Tuesday, August 11, 2015

The Saragossa Manuscript

Now here is a surrealist film that I can not only get behind, but love wholeheartedly. Having previously seen director Wojciech Jerzy Has's 1973 film The Hourglass Sanatorium, which I enjoyed but felt flawed and yet its imagery and atmosphere help it grow in my mind the more I think on it, I wanted to see more from the man. This led me to his most famous film, 1965's The Saragossa Manuscript. A 3 hour surrealist shifting narrative journey brought to us from the supposedly unfilmable book of the same name, written piecemeal by Jan Potocki between 1805-1815 before being left unfinished at the author's death. It stars "The Polish James Dean" Zbigniew Cybulski, just two years before his death. Well, it kinda stars him. Let's get into that...

The movie is framed as two soldiers come upon a book while fighting in the Spanish town of Saragossa in the Napoleonic Wars. One soldier realizes the book is written about his grandfather Alfonse (Cybulski), whose story we begin to see in flashback. We follow his journey to a supposedly haunted house, encountering ghosts (or maybe demons? The devil himself?) in the form of two incestually bisexual sisters who claim Alfonse is their cousin and he must marry them both to further the family name and keep it pure. Alfonse later meets a one-eyed man seemingly possessed by the devil, who has a similar story, having taken place in the same haunted house. Alfonse also tries to ride across the land to Madrid, but finds himself captured by the Inquisition, but somehow freed by the sisters from his haunted house. He ultimately finds safety in the castle of a man who may or may not have sinister plans for our hero.

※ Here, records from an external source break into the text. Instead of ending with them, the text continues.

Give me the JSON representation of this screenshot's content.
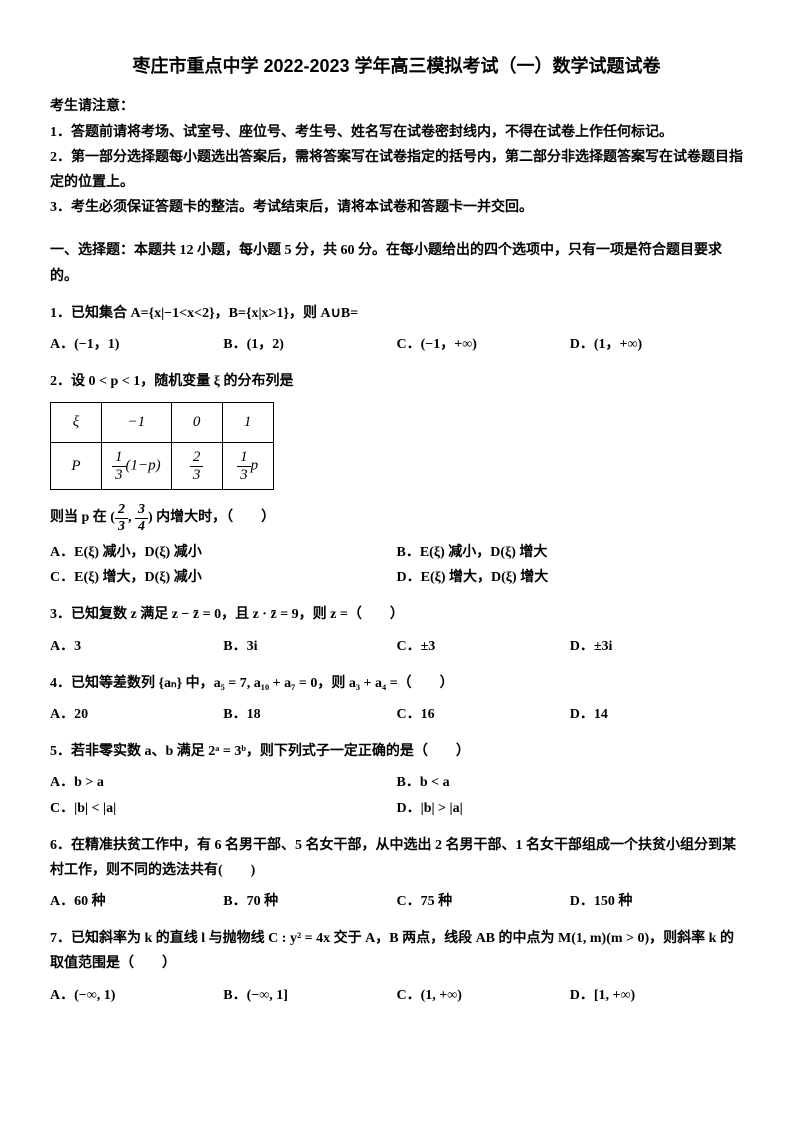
{
  "title": "枣庄市重点中学 2022-2023 学年高三模拟考试（一）数学试题试卷",
  "notice_head": "考生请注意：",
  "notice1": "1．答题前请将考场、试室号、座位号、考生号、姓名写在试卷密封线内，不得在试卷上作任何标记。",
  "notice2": "2．第一部分选择题每小题选出答案后，需将答案写在试卷指定的括号内，第二部分非选择题答案写在试卷题目指定的位置上。",
  "notice3": "3．考生必须保证答题卡的整洁。考试结束后，请将本试卷和答题卡一并交回。",
  "section1": "一、选择题：本题共 12 小题，每小题 5 分，共 60 分。在每小题给出的四个选项中，只有一项是符合题目要求的。",
  "q1": "1．已知集合 A={x|−1<x<2}，B={x|x>1}，则 A∪B=",
  "q1A": "A．(−1，1)",
  "q1B": "B．(1，2)",
  "q1C": "C．(−1，+∞)",
  "q1D": "D．(1，+∞)",
  "q2_pre": "2．设 0 < p < 1，随机变量 ξ 的分布列是",
  "tbl_xi": "ξ",
  "tbl_v1": "−1",
  "tbl_v2": "0",
  "tbl_v3": "1",
  "tbl_P": "P",
  "q2_post_a": "则当 p 在 (",
  "q2_post_b": ") 内增大时，（　　）",
  "q2A": "A．E(ξ) 减小，D(ξ) 减小",
  "q2B": "B．E(ξ) 减小，D(ξ) 增大",
  "q2C": "C．E(ξ) 增大，D(ξ) 减小",
  "q2D": "D．E(ξ) 增大，D(ξ) 增大",
  "q3": "3．已知复数 z 满足 z − z̄ = 0，且 z · z̄ = 9，则 z =（　　）",
  "q3A": "A．3",
  "q3B": "B．3i",
  "q3C": "C．±3",
  "q3D": "D．±3i",
  "q4": "4．已知等差数列 {aₙ} 中，a₅ = 7, a₁₀ + a₇ = 0，则 a₃ + a₄ =（　　）",
  "q4A": "A．20",
  "q4B": "B．18",
  "q4C": "C．16",
  "q4D": "D．14",
  "q5": "5．若非零实数 a、b 满足 2ᵃ = 3ᵇ，则下列式子一定正确的是（　　）",
  "q5A": "A．b > a",
  "q5B": "B．b < a",
  "q5C": "C．|b| < |a|",
  "q5D": "D．|b| > |a|",
  "q6": "6．在精准扶贫工作中，有 6 名男干部、5 名女干部，从中选出 2 名男干部、1 名女干部组成一个扶贫小组分到某村工作，则不同的选法共有(　　)",
  "q6A": "A．60 种",
  "q6B": "B．70 种",
  "q6C": "C．75 种",
  "q6D": "D．150 种",
  "q7": "7．已知斜率为 k 的直线 l 与抛物线 C : y² = 4x 交于 A，B 两点，线段 AB 的中点为 M(1, m)(m > 0)，则斜率 k 的取值范围是（　　）",
  "q7A": "A．(−∞, 1)",
  "q7B": "B．(−∞, 1]",
  "q7C": "C．(1, +∞)",
  "q7D": "D．[1, +∞)"
}
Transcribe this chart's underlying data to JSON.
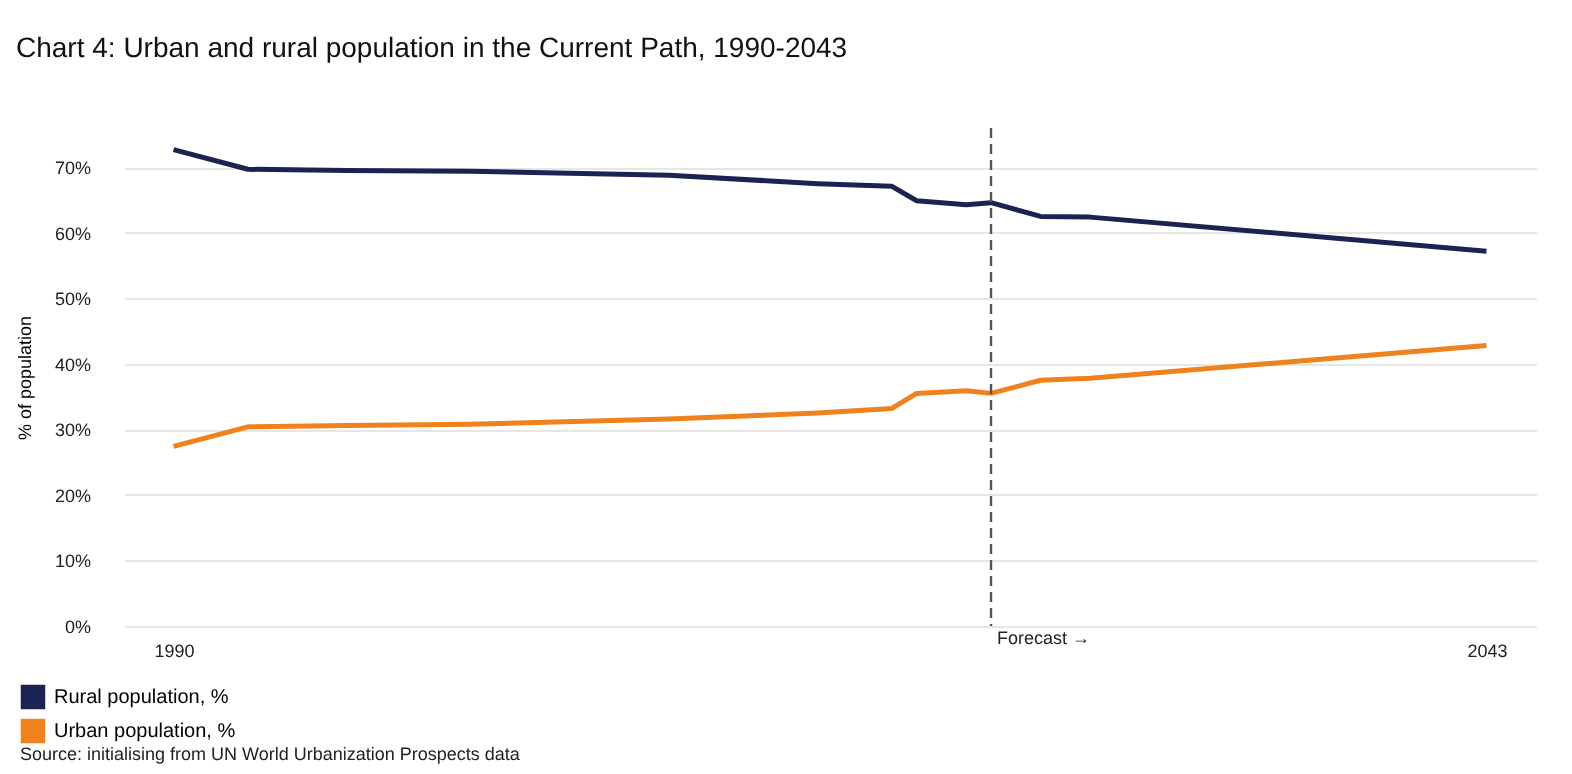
{
  "chart_data": {
    "type": "line",
    "title": "Chart 4: Urban and rural population in the Current Path, 1990-2043",
    "ylabel": "% of population",
    "x": [
      1990,
      1993,
      1997,
      2002,
      2010,
      2016,
      2019,
      2020,
      2022,
      2023,
      2025,
      2027,
      2043
    ],
    "series": [
      {
        "name": "Rural population, %",
        "color": "#1b2352",
        "values": [
          72.7,
          69.7,
          69.5,
          69.4,
          68.8,
          67.5,
          67.1,
          64.9,
          64.3,
          64.6,
          62.5,
          62.4,
          57.2
        ]
      },
      {
        "name": "Urban population, %",
        "color": "#f0821e",
        "values": [
          27.4,
          30.4,
          30.6,
          30.8,
          31.6,
          32.5,
          33.2,
          35.5,
          35.9,
          35.5,
          37.5,
          37.8,
          42.8
        ]
      }
    ],
    "xlim": [
      1988,
      2045
    ],
    "xticks": [
      1990,
      2043
    ],
    "ylim": [
      0,
      76
    ],
    "yticks": [
      {
        "value": 0,
        "label": "0%"
      },
      {
        "value": 10,
        "label": "10%"
      },
      {
        "value": 20,
        "label": "20%"
      },
      {
        "value": 30,
        "label": "30%"
      },
      {
        "value": 40,
        "label": "40%"
      },
      {
        "value": 50,
        "label": "50%"
      },
      {
        "value": 60,
        "label": "60%"
      },
      {
        "value": 70,
        "label": "70%"
      }
    ],
    "ref_lines": [
      {
        "axis": "x",
        "value": 2023,
        "label": "Forecast →",
        "color": "#555555",
        "line_style": "dashed"
      }
    ],
    "grid": "y",
    "legend": "bottom left",
    "marker": "none",
    "line_style": "solid",
    "annotations": [
      "Source: initialising from UN World Urbanization Prospects data"
    ]
  }
}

We spend the majority of the second half of the movie listening to the stories of a gypsy who arrives at the castle, all seen in flashbacks. This is where the movie switches from surreal, dream-like storytelling, to puzzle box, Russian doll kinda storytelling. At one point we are watching a story within a story within a story within a story within a story within a story within a story (I think that's how deep it went, if I counted right). Alphonse himself even expresses his deliriousness in trying to keep up, saying "it's enough to make you crazy."

Crazy, maybe, but happily so. Wojciech Jerzy Has's direction is so superb that we are invested in every story within a story, and he keeps them moving so fast that even if you aren't, this one won't last long and there's another coming up that's different. It reminded me a lot of the grandfather's description of the story in The Princess Bride. Here we have demons, ghosts, sultans, battles, sword fights, gorgeous women who aren't always totally clothed, dreams, nightmares, and I haven't even mentioned that the movie has quite a few laughs in it as well. Also, Has's camera movement and control is some of the best I've ever seen from a filmmaker, often switching from long static shots to sudden huge camera movements around, in, or through a building. It's absolutely first class filmmaking and I can see why it was such a favorite of Martin Scorsese's, who has obviously been greatly influenced by Has's camera work.

This is one of the great epics of world cinema, one that's sadly underseen, despite that it's not hard to find, and has a wonderful looking transfer on the DVD I got from my library. And if I can find this in my library in central Oklahoma, wherever you are you can easily find it there as well (or through Netflix, sadly the only Has movie they have). Go see it!